Senior Big Data Engineer

Ташкент, улица Шота Руставели, 21

Описание вакансии

A publicly traded technology consulting and engineering firm that helps large enterprises solve complex business challenges through AI, data, cloud, and digital engineering. The company focuses on building scalable, high-impact solutions that improve efficiency, accelerate revenue growth, reduce costs, and manage risk. Its core capabilities include AI-driven automation, data and analytics, cloud-native platforms, DevOps, and personalized digital customer experiences.
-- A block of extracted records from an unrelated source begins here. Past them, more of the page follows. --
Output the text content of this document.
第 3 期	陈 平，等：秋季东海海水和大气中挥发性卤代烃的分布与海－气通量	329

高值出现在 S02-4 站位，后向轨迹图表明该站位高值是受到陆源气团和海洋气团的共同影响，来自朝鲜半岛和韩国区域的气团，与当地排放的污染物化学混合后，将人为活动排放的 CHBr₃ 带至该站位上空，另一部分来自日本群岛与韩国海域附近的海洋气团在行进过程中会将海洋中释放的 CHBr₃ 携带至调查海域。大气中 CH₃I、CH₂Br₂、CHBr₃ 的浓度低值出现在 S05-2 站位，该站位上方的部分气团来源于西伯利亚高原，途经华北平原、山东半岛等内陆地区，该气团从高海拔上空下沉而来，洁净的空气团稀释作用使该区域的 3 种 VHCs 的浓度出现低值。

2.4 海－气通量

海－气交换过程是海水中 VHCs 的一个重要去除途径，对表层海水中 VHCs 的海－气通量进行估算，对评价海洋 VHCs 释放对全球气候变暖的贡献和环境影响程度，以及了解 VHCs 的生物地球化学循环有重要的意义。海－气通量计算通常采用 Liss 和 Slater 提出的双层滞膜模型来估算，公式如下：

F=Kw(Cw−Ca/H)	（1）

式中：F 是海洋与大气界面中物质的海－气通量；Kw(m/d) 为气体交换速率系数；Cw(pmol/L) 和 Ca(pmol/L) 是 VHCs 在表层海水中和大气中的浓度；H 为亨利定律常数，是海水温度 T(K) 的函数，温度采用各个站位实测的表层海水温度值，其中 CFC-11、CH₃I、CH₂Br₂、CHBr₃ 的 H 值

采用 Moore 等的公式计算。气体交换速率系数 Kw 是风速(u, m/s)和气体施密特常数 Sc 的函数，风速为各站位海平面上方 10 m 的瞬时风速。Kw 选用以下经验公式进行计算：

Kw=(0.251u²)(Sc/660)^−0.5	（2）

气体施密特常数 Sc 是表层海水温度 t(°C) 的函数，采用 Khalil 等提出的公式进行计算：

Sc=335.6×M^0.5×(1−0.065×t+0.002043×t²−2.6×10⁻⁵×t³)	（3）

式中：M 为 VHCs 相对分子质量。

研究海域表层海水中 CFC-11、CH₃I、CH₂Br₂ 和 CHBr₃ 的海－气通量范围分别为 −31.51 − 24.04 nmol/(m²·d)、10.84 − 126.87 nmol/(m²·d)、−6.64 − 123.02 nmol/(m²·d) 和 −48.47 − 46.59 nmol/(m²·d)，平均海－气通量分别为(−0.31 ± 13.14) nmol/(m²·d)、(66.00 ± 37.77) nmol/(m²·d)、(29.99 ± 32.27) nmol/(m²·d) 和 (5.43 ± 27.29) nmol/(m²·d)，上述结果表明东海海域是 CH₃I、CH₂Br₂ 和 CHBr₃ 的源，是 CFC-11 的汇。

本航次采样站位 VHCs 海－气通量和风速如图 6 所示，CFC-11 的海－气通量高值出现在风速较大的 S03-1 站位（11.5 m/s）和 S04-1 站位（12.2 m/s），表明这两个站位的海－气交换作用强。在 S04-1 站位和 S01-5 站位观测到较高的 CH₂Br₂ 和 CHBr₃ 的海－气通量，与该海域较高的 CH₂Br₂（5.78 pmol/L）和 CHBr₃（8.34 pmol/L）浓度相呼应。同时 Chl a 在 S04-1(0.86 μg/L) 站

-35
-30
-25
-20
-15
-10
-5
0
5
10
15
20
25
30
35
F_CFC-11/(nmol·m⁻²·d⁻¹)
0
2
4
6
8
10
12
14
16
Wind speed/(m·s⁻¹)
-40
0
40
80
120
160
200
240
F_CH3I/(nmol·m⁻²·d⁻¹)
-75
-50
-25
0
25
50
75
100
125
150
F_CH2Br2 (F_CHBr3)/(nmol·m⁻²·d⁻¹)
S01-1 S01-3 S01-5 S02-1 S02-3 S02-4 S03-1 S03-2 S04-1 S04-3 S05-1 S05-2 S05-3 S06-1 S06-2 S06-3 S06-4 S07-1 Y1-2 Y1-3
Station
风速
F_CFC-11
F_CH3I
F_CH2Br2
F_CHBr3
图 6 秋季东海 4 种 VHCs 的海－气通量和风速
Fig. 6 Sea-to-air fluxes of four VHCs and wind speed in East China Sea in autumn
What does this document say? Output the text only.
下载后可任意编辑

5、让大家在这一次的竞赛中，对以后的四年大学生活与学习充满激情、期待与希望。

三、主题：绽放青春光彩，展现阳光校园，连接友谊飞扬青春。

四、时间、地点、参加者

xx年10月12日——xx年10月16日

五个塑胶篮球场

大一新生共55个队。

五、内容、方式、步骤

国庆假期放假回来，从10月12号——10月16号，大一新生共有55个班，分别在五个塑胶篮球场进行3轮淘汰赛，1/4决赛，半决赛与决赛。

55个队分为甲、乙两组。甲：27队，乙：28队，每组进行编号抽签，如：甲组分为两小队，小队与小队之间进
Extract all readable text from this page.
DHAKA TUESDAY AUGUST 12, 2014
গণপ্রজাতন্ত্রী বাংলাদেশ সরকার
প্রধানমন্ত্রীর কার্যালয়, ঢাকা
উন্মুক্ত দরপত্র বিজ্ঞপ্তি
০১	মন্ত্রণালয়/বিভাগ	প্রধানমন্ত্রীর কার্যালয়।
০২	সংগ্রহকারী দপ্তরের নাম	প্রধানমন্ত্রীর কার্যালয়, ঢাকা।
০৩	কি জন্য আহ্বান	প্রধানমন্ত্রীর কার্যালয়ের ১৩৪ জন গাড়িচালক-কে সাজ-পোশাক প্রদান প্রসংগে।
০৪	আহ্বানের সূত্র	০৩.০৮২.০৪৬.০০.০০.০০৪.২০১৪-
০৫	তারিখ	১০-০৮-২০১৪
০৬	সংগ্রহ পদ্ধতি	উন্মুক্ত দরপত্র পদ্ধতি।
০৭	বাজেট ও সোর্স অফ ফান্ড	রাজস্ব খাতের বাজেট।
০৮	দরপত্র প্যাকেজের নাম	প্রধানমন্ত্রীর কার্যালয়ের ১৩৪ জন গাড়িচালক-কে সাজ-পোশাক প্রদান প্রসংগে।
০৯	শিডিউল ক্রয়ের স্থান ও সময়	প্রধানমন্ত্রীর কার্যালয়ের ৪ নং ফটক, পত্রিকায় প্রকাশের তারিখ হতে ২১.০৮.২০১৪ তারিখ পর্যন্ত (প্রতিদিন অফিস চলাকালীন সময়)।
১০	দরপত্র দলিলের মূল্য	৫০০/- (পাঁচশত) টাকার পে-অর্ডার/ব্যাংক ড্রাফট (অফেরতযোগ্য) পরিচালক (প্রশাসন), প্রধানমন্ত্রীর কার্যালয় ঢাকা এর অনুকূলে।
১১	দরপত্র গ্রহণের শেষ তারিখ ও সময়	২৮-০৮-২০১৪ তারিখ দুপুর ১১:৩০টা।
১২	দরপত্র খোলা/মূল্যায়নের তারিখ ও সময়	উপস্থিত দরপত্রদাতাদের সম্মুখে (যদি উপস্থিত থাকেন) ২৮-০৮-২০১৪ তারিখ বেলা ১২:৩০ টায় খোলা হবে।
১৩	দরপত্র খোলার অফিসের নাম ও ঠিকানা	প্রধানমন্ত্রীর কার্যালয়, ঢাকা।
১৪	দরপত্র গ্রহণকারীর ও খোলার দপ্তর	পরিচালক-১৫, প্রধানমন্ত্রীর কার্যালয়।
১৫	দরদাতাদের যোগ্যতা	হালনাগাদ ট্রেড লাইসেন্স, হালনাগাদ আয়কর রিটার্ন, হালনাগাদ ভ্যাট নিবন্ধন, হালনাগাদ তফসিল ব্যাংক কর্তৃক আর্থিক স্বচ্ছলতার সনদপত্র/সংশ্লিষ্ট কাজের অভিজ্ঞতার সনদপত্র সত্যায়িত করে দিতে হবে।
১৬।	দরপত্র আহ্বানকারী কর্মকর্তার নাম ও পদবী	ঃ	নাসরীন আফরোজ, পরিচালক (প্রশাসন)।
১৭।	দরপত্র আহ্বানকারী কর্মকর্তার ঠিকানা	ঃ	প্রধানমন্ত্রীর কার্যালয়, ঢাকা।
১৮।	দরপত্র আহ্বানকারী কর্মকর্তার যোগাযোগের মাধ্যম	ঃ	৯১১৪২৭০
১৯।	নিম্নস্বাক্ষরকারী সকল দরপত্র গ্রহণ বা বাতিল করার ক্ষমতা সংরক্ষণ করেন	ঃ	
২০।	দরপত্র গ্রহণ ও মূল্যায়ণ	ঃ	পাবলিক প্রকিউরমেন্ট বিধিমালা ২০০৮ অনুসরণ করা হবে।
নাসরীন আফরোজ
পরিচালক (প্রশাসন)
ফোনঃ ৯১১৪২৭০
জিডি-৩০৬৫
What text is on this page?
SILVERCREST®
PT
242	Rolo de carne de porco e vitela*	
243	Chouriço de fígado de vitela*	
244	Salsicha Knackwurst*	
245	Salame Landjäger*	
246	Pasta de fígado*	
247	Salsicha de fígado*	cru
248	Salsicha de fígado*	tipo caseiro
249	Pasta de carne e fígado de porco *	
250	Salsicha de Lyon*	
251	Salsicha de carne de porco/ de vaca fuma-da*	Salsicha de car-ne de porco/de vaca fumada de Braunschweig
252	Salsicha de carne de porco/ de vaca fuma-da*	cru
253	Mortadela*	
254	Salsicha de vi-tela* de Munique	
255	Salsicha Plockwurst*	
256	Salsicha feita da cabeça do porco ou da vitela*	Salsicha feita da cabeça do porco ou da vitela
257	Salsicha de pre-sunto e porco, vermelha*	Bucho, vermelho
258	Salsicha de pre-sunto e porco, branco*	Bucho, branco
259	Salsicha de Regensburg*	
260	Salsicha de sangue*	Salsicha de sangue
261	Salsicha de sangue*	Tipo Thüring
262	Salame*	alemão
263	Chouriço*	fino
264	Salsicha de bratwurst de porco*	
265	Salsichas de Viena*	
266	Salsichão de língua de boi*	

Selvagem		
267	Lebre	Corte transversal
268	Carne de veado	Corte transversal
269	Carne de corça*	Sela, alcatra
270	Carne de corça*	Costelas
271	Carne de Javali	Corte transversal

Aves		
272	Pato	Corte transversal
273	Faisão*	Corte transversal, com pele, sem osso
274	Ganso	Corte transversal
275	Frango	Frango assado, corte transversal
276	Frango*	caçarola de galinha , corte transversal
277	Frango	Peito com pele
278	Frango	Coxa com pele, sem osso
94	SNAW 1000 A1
It works across multiple industries such as retail and e-commerce, financial services, manufacturing, technology and media, pharma and life sciences, and insurance, partnering with Fortune 1000 companies to deliver measurable business outcomes at enterprise scale.

Mandatory:

Readiness for evening calls (after 10 AM PST) with US more than twice per week
Strong experience in code validation and functional testing.
Prepare Unit and Integration tests
Ability to verify Spark jobs, validate code, and ensure migration results are accurate
Occasional participation in calls with US & India teams is expected, frequency can be negotiated.
Scala - primary, Python - secondary
Apache Spark (batch & streaming) – must!
Deep knowledge of HDFS internals and migration strategies.
Experience with Apache Iceberg (or similar table formats like Delta Lake / Apache Hudi) for schema evolution, ACID transactions, and time travel.
Running Spark and/or Flink jobs on Kubernetes (e.g., Spark-on-K8s operator, Flink-on-K8s).
Experience with distributed blob storages like Ceph or AWS S3 and similar
Building ingestion, transformation, and enrichment pipelines for large-scale datasets.
Infrastructure-as-Code (Terraform, Helm) for provisioning data infrastructure.

Nice to have:

Quality Assurance engineering experinece
Experience with Apache Flink
Prior experience in migration projects or large-scale data platform modernization.
Apple experience preferred (to enable him/her to get up to speed on our tooling set quickly and more independently)

Responsibilities:

Perform functional testing, code validation, and automated data quality checks for all pipeline changes.
Validate Spark/Flink job outputs to ensure correctness, completeness, and reliability of the migrated data.
Apply SQL and analytics tools (e.g., Jupyter, Superset) to verify data consistency and accuracy.
Develop and maintain data ingestion and transformation jobs; document the testing outcomes.
Implement Spark-based ETL/ELT jobs for moving data from HDFS/Hive to cloud storage.
Write clean, testable, and maintainable Scala/Python code for data pipelines.
Apply data quality checks and validations during migration.
Document technical work, including pipeline design and operational procedures.
Participate in code reviews and follow best practices defined by the team.
Support troubleshooting and bug fixing during migration activities.

What they offer:

Remote start: you will begin working fully remotely for the first 4–5 months, with transition to a hybrid format afterward.
Opportunity to influence architecture and product direction directly.
Collaboration with a highly skilled, cross-functional global team.
Flexible working hours (core working hours: 8:00 p.m. – 12:00 a.m. (GMT+5). The remaining 4 working hours can be completed flexibly before 8:00 p.m. (GMT+5) )
Competitive compensation package and long-term engagement potential.
A culture of trust, respect, and camaraderie, focused on excellence and innovation.